How Brands That Use Images of Animals in Their Ads Can Help Preserve Biodiversity
In branding and marketing, animal imagery abounds: Lacoste’s crocodile, Bacardi’s bat, Geico’s gecko, Swarovski’s swan, Hermès’s horse, Cartier’s panther. In fact, according to the United Nations Development Programme (UNDP), animals appear in approximately 20 percent of all advertisements. These creatures, however, receive little to no support or compensation from those who profit from them in this way. Quite to the contrary, humans’ unrestricted exploitation of wildlife has created—in tandem with the climate crisis—a mounting biodiversity crisis, with 1 million animal and plant species at the precipice of extinction, and more than 700,000 square miles of natural habitat destroyed in just the past two decades. The increasing rate of extinction is extremely alarming: At stake are earth’s biological diversity and ecological balance.

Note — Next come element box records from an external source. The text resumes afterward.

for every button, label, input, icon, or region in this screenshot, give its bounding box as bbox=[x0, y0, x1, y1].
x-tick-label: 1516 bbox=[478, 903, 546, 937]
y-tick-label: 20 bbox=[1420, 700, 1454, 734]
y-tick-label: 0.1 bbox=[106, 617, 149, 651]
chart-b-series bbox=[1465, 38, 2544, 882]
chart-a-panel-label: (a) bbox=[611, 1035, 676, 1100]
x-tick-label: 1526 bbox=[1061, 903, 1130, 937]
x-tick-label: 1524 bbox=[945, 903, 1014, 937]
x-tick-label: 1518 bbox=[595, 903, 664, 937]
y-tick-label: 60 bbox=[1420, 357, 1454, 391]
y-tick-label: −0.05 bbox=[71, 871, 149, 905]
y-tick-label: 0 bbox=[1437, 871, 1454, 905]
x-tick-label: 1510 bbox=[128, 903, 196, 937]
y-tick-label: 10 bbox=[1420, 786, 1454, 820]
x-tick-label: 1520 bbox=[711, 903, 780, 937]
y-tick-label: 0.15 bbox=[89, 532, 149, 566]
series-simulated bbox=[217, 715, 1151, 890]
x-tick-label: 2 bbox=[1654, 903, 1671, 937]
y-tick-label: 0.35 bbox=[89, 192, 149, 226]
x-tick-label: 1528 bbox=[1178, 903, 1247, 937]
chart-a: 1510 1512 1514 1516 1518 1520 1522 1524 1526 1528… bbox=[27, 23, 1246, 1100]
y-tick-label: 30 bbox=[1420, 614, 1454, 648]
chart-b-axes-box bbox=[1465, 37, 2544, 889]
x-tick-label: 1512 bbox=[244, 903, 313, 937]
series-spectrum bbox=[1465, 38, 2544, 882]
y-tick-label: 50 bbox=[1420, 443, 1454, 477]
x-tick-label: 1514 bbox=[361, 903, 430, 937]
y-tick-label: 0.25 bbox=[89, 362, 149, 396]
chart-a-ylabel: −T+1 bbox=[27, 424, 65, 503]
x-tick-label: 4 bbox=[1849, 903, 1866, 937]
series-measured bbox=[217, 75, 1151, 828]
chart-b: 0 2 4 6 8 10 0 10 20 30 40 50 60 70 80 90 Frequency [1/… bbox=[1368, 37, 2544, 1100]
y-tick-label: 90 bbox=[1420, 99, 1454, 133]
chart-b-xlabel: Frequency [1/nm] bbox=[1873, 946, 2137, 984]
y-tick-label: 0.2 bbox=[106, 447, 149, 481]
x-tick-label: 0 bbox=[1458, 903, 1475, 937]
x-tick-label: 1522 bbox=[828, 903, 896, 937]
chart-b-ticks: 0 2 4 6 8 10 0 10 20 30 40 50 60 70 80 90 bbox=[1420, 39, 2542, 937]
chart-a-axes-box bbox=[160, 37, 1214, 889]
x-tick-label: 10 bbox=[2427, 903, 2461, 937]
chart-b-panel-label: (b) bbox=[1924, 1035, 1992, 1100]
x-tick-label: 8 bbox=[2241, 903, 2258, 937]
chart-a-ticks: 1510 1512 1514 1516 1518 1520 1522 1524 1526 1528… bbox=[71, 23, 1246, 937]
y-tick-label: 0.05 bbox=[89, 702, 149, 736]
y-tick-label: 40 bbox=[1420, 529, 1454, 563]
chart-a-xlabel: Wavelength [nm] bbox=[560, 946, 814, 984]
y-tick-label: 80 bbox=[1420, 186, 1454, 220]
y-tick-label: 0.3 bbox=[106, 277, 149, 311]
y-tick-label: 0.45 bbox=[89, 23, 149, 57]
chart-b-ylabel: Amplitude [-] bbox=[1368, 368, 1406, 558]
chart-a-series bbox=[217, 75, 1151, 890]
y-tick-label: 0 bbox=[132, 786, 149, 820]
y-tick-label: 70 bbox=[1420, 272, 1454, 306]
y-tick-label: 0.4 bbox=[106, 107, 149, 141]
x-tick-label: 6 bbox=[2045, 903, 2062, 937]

In 2018, an initiative called The Lion’s Share was launched to give brands the opportunity to help remedy the situation. Founded by film director Christopher Nelius, film producer and director Rob Galluzzo, the UNDP, and food manufacturer Mars Inc., The Lion’s Share encourages companies and organizations that use images of animals—real, cartoon, computer-generated, or otherwise—in their marketing campaigns to donate .5 percent of their media spending to a fund. Together with the UNDP, The Lion’s Share then disburses the money across the world to support conservation efforts aimed at saving species from extinction, preserving wildlife habitats, and sustaining animal welfare. Some of the organization’s efforts to date include upgrading ranger communication in Mozambique’s Niassa National Reserve to prevent elephant poaching; restoring the last remaining rainforest where tigers, elephants, rhinos, and orangutans coexist on the Indonesian island of Sumatra; co-financing the construction of Australia’s largest mobile wildlife hospital in response to the country’s devastating bushfires; and supporting nest protectors in Sri Lanka, where five out of seven turtle species come ashore to lay their eggs.

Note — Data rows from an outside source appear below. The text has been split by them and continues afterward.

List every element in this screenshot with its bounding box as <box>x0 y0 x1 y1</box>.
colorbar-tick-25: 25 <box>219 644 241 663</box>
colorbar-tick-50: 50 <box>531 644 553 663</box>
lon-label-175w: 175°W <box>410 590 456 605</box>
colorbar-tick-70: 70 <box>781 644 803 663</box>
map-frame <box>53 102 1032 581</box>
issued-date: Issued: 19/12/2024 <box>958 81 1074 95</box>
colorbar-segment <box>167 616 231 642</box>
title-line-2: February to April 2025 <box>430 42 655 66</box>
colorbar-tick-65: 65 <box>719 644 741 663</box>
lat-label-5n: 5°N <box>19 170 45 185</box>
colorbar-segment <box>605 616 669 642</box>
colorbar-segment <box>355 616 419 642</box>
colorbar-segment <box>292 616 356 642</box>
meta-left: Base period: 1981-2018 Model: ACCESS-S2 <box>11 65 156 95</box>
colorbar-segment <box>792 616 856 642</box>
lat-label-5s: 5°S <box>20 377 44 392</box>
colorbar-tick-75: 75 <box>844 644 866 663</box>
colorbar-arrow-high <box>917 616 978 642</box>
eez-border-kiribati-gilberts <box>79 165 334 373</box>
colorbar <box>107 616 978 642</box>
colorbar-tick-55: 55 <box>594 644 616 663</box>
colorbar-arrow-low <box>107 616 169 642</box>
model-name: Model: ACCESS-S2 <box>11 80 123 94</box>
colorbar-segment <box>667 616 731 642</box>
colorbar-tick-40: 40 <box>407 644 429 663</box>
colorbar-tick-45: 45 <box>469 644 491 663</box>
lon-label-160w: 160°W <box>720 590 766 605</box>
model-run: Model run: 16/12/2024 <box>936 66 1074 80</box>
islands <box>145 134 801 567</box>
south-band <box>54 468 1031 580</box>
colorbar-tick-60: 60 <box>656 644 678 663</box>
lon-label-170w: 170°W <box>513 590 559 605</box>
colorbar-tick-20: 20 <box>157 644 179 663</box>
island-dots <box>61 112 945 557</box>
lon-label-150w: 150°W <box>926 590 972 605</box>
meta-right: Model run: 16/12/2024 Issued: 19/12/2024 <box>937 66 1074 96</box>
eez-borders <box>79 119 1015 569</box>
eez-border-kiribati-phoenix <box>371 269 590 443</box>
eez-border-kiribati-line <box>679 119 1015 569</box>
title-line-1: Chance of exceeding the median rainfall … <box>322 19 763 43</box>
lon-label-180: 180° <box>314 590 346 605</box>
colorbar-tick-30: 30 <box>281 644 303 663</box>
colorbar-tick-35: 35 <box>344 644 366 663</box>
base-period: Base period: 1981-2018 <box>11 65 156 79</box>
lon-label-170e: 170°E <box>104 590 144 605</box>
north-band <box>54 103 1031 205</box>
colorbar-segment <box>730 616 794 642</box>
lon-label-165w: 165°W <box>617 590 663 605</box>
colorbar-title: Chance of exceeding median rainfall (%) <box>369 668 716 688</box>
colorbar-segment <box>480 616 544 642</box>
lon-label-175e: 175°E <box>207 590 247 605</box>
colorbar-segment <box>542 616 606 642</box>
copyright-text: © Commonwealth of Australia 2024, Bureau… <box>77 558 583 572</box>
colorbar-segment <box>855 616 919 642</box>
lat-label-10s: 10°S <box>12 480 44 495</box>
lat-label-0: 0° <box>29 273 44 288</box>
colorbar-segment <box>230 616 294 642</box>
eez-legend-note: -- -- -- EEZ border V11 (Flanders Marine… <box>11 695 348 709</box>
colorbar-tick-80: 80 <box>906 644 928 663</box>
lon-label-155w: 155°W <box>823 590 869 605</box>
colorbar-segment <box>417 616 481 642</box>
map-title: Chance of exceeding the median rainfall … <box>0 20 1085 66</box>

For its latest campaign, to launch this fall, The Lion’s Share created a photo-based project in collaboration with The Slowdown co-founder Andrew Zuckerman. Using pictures depicting children face to face with animals, Zuckerman made photographs for the project that eliminate the distance between humans and wildlife while bringing the next generation—who will be deprived of rich biodiversity unless urgent action is taken—to the fore. “When you stop looking at nature as ‘the other’ and start to consider it as a part of you, we can create an eye-to-eye relationship,” Zuckerman said on a panel at the IUCN World Conservation Congress earlier this month, which included members of both the UNDP and The Lion’s Share. “We need to create opportunities for companies and businesses and organizations to take action, and The Lion’s Share is an incredibly pragmatic way to do that.”
So far, The Lion’s Share has signed on about 20 major organizations—comprising more than 50 brands—including Cartier, Gucci, Madewell, The Economist, Dove, and Pedigree. Such enthusiasm reflects the reality that there is no excuse—and no time—for complacency, and that brands must take meaningful action. “We will be judged retroactively in the future: What have you done when you could have done something?” said Cartier’s president and CEO, Cyrille Vigneron, who also participated on the panel. “If not us, [then] who will do it? The call for action is clear.”